Servants of Darkness, Guide My Way is where NECROFIER really adds meat to the bone. Bakka’s vocals transform into a halfway house between shrieking howls and venomous death growls. The suite erupts volcanically with speed metal fury before track II‘s pivotal Spanish guitar interlude, solemn chamber music providing brief respite, questioning whether transformation justifies suffering.
Track III simmers rather than explodes, wallowing in misery as Beverly‘s monolithic drumming causes avalanches in your eardrums. Mat Valentine‘s basslines mirror guitarist Semir Özerkan‘s dissonant tones perfectly, as this darker, more unsettling section pushes the narrative forward, concluding with organ-like notes that hint at the approaching light.
Finally, Horns of Destruction, Lift My Blade solidifies a subtle transformation in their melodic black metal. Beverly‘s tribal, ritualistic drumming offers chest-bursting intensity whilst NWOBHM-styled solos propel tracks into the stratosphere. Bakka‘s shrieks wage war against shamanic chanting, sounding bloodthirsty throughout. This is the sound of NECROFIER at their most confident, crafting immersive worlds that feel more like movies than mere songs. The six-minute closer provides a cinematic climax—yo-yoing distorted riffs and symphonic strings that soundtrack a transformation’s completion.

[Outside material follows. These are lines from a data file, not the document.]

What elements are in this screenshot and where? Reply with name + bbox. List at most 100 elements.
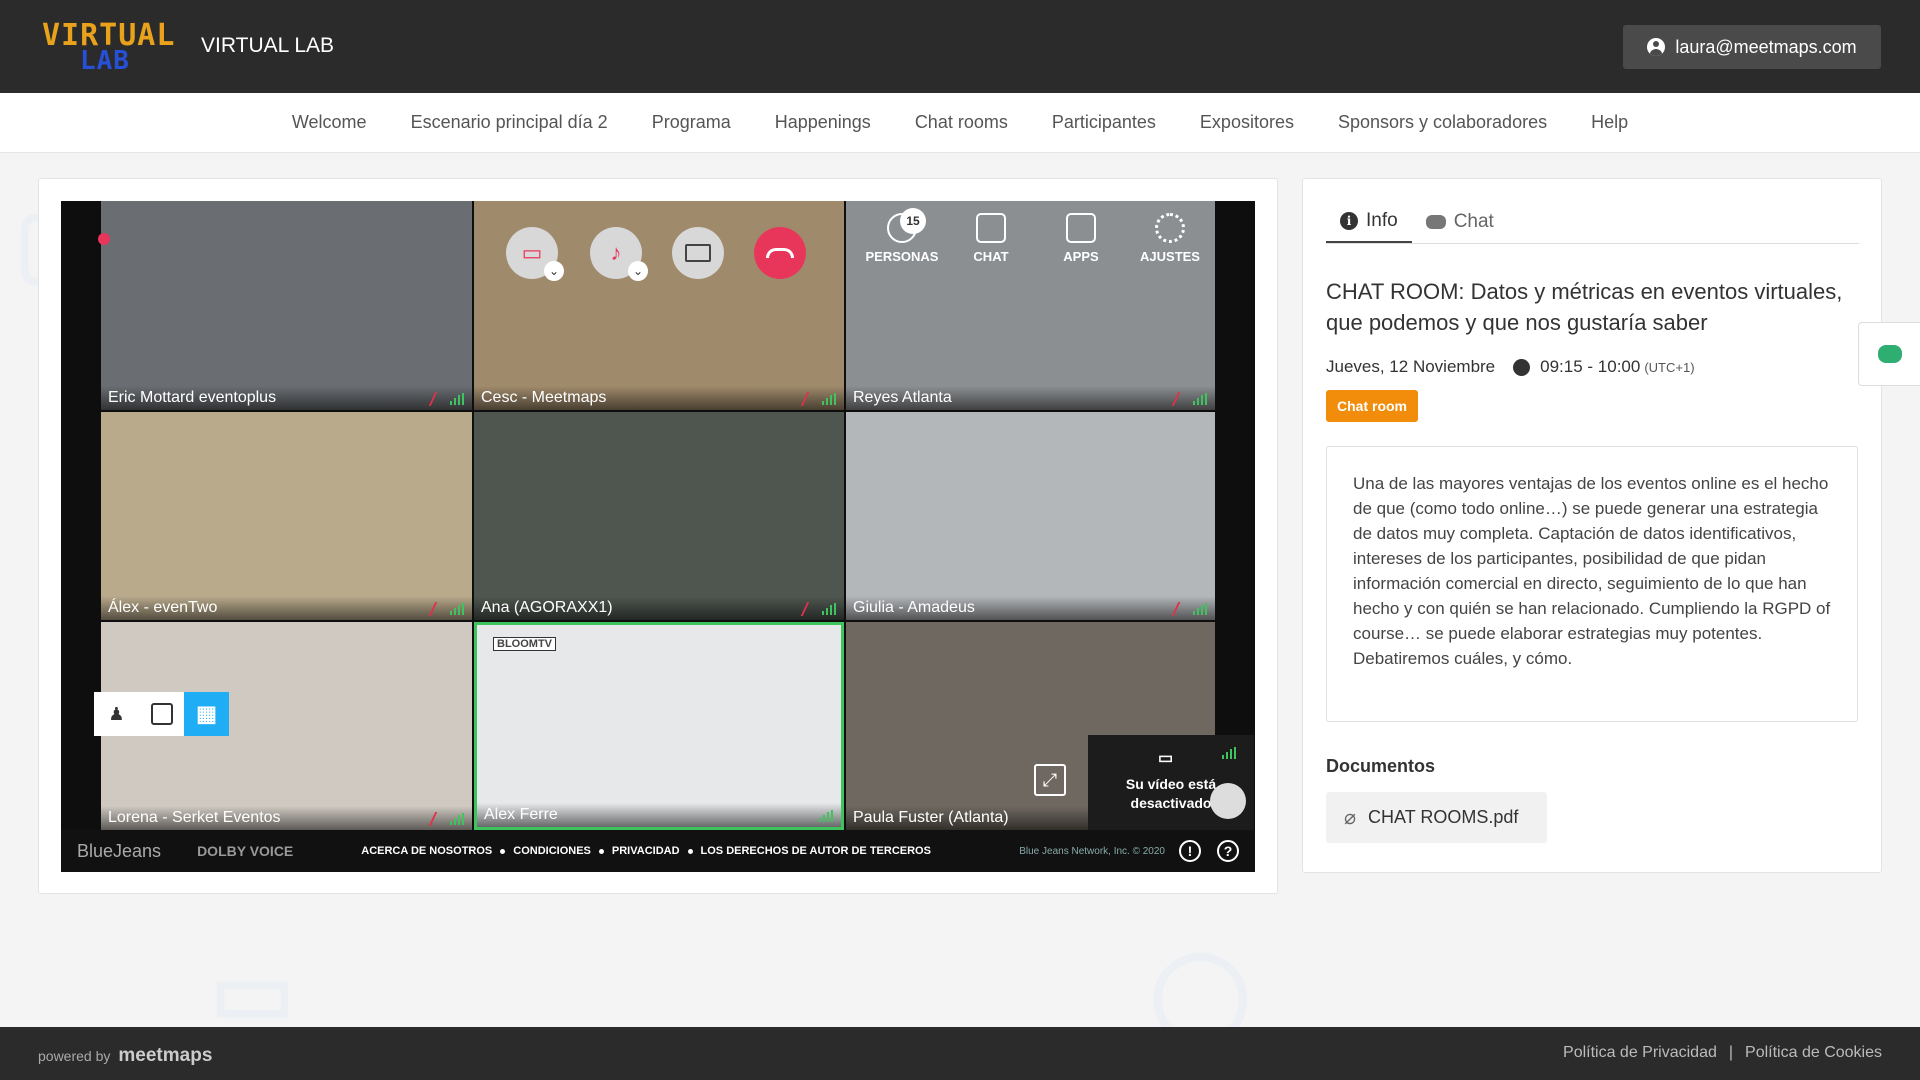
main-nav: Welcome Escenario principal día 2 Progra… <box>0 93 1920 153</box>
cookies-policy-link[interactable]: Política de Cookies <box>1745 1044 1882 1062</box>
privacy-policy-link[interactable]: Política de Privacidad <box>1563 1044 1717 1062</box>
apps-button[interactable]: APPS <box>1036 213 1126 264</box>
nav-welcome[interactable]: Welcome <box>292 112 367 133</box>
signal-icon <box>819 810 833 822</box>
apps-label: APPS <box>1063 249 1099 264</box>
session-description: Una de las mayores ventajas de los event… <box>1326 446 1858 722</box>
phone-hangup-icon <box>766 248 794 258</box>
info-icon: i <box>1340 211 1358 230</box>
session-datetime: Jueves, 12 Noviembre 09:15 - 10:00 (UTC+… <box>1326 357 1695 377</box>
nav-expositores[interactable]: Expositores <box>1200 112 1294 133</box>
signal-icon <box>1193 393 1207 405</box>
screen-share-button[interactable] <box>672 227 724 279</box>
layout-presentation-button[interactable]: ♟ <box>94 692 139 736</box>
gallery-grid-icon: ▦ <box>196 701 217 726</box>
bluejeans-copyright: Blue Jeans Network, Inc. © 2020 <box>1019 845 1165 857</box>
chat-label: CHAT <box>973 249 1009 264</box>
about-link[interactable]: ACERCA DE NOSOTROS <box>361 845 492 857</box>
floating-chat-button[interactable] <box>1858 322 1920 386</box>
clock-icon <box>1513 358 1531 376</box>
recording-indicator-icon <box>98 233 110 245</box>
participant-tile[interactable]: Álex - evenTwo <box>101 412 472 620</box>
layout-speaker-button[interactable] <box>139 692 184 736</box>
chat-bubbles-icon <box>1877 345 1902 363</box>
gear-icon <box>1155 213 1185 243</box>
paperclip-icon: ⌀ <box>1344 807 1357 829</box>
participant-name: Álex - evenTwo <box>101 596 472 620</box>
document-download-button[interactable]: ⌀ CHAT ROOMS.pdf <box>1326 792 1547 843</box>
people-count-badge: 15 <box>900 208 926 234</box>
virtual-lab-logo[interactable]: VIRTUAL LAB <box>42 18 174 76</box>
session-time: 09:15 - 10:00 <box>1540 357 1641 376</box>
people-label: PERSONAS <box>865 249 939 264</box>
nav-escenario[interactable]: Escenario principal día 2 <box>411 112 608 133</box>
participant-tile[interactable]: Eric Mottard eventoplus <box>101 201 472 410</box>
alert-icon[interactable]: ! <box>1179 840 1201 862</box>
chevron-down-icon[interactable]: ⌄ <box>544 261 564 281</box>
user-circle-icon <box>1647 38 1666 56</box>
nav-programa[interactable]: Programa <box>652 112 731 133</box>
document-name: CHAT ROOMS.pdf <box>1368 807 1519 827</box>
footer-separator: | <box>1728 1044 1734 1061</box>
participant-tile-active-speaker[interactable]: BLOOMTV Alex Ferre <box>474 622 844 830</box>
monitor-icon <box>685 244 711 262</box>
chat-bubbles-icon <box>1425 214 1446 229</box>
grid-icon <box>1066 213 1096 243</box>
participant-name: Alex Ferre <box>477 803 841 827</box>
tab-chat[interactable]: Chat <box>1412 200 1508 243</box>
hang-up-button[interactable] <box>754 227 806 279</box>
session-type-badge: Chat room <box>1326 390 1418 422</box>
user-account-button[interactable]: laura@meetmaps.com <box>1623 25 1881 69</box>
camera-toggle-button[interactable]: ▭ ⌄ <box>506 227 564 281</box>
logo-text-lab: LAB <box>80 46 130 76</box>
settings-label: AJUSTES <box>1140 249 1200 264</box>
nav-happenings[interactable]: Happenings <box>775 112 871 133</box>
separator-dot <box>500 848 506 854</box>
participant-tile[interactable]: Ana (AGORAXX1) <box>474 412 844 620</box>
layout-gallery-button[interactable]: ▦ <box>184 692 229 736</box>
nav-sponsors[interactable]: Sponsors y colaboradores <box>1338 112 1547 133</box>
contact-card-icon <box>150 703 173 725</box>
top-bar: VIRTUAL LAB VIRTUAL LAB laura@meetmaps.c… <box>0 0 1920 93</box>
participant-name: Reyes Atlanta <box>846 386 1215 410</box>
bluejeans-logo: BlueJeans <box>77 840 162 861</box>
chevron-down-icon[interactable]: ⌄ <box>628 261 648 281</box>
nav-participantes[interactable]: Participantes <box>1052 112 1156 133</box>
page-footer: powered by meetmaps Política de Privacid… <box>0 1027 1920 1080</box>
site-title: VIRTUAL LAB <box>201 34 335 57</box>
bloomtv-logo: BLOOMTV <box>493 637 556 651</box>
signal-icon <box>450 813 464 825</box>
nav-chat-rooms[interactable]: Chat rooms <box>915 112 1008 133</box>
mic-muted-badge-icon[interactable] <box>1210 783 1246 819</box>
help-icon[interactable]: ? <box>1217 840 1239 862</box>
meetmaps-logo[interactable]: meetmaps <box>118 1045 212 1067</box>
tab-info[interactable]: i Info <box>1326 200 1412 243</box>
presenter-icon: ♟ <box>108 703 125 724</box>
settings-button[interactable]: AJUSTES <box>1125 213 1215 264</box>
layout-switcher: ♟ ▦ <box>94 692 229 736</box>
participant-name: Lorena - Serket Eventos <box>101 806 472 830</box>
mic-off-icon: ♪ <box>610 240 622 265</box>
copyright-link[interactable]: LOS DERECHOS DE AUTOR DE TERCEROS <box>701 845 931 857</box>
participant-name: Cesc - Meetmaps <box>474 386 844 410</box>
participant-name: Ana (AGORAXX1) <box>474 596 844 620</box>
info-tabs: i Info Chat <box>1326 200 1859 244</box>
expand-icon[interactable]: ⤢ <box>1034 764 1066 796</box>
participant-tile[interactable]: Giulia - Amadeus <box>846 412 1215 620</box>
signal-icon <box>450 393 464 405</box>
session-date: Jueves, 12 Noviembre <box>1326 357 1496 376</box>
signal-icon <box>822 603 836 615</box>
chat-bubble-icon <box>976 213 1006 243</box>
nav-help[interactable]: Help <box>1591 112 1628 133</box>
documents-heading: Documentos <box>1326 756 1436 776</box>
participant-name: Giulia - Amadeus <box>846 596 1215 620</box>
camera-off-icon: ▭ <box>521 240 543 265</box>
terms-link[interactable]: CONDICIONES <box>513 845 591 857</box>
mic-toggle-button[interactable]: ♪ ⌄ <box>590 227 648 281</box>
chat-button[interactable]: CHAT <box>946 213 1036 264</box>
session-timezone: (UTC+1) <box>1644 359 1695 375</box>
footer-links: Política de Privacidad | Política de Coo… <box>1563 1044 1882 1062</box>
session-title: CHAT ROOM: Datos y métricas en eventos v… <box>1326 279 1843 335</box>
self-view-panel: ▭ Su vídeo está desactivado <box>1088 735 1254 831</box>
privacy-link[interactable]: PRIVACIDAD <box>612 845 680 857</box>
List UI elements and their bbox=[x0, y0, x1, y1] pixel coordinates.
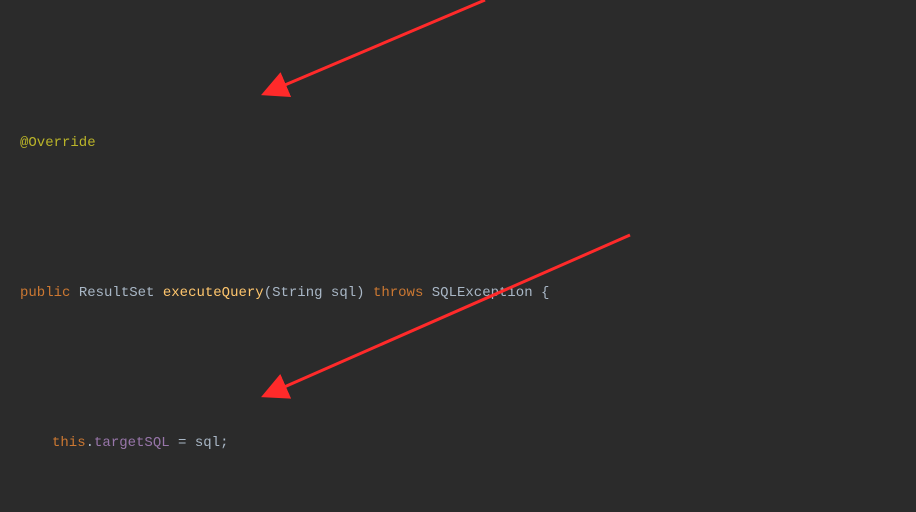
keyword-this: this bbox=[52, 435, 86, 451]
code-line: this.targetSQL = sql; bbox=[0, 428, 916, 458]
field-targetsql: targetSQL bbox=[94, 435, 170, 451]
code-line: @Override bbox=[0, 128, 916, 158]
type-sqlexception: SQLException bbox=[432, 285, 533, 301]
keyword-public: public bbox=[20, 285, 70, 301]
var-sql: sql bbox=[195, 435, 220, 451]
code-line: public ResultSet executeQuery(String sql… bbox=[0, 278, 916, 308]
type-string: String bbox=[272, 285, 322, 301]
annotation-override: @Override bbox=[20, 135, 96, 151]
code-editor[interactable]: @Override public ResultSet executeQuery(… bbox=[0, 0, 916, 512]
keyword-throws: throws bbox=[373, 285, 423, 301]
param-sql: sql bbox=[331, 285, 356, 301]
method-executequery: executeQuery bbox=[163, 285, 264, 301]
type-resultset: ResultSet bbox=[79, 285, 155, 301]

Transcend Into Oblivion isn’t flawless—Act I feels undercooked compared to what follows—but NECROFIER‘s ambition pays dividends. Act II alone justifies the album’s existence, proving they’re more than just melodic black metal revivalists. By wedding conceptual depth to technical prowess, the Texan quartet have crafted the rising American black metal scene’s most compelling statement.
Rating: 7/10

Transcend Into Oblivion is set for release on February 27th via Metal Blade Records.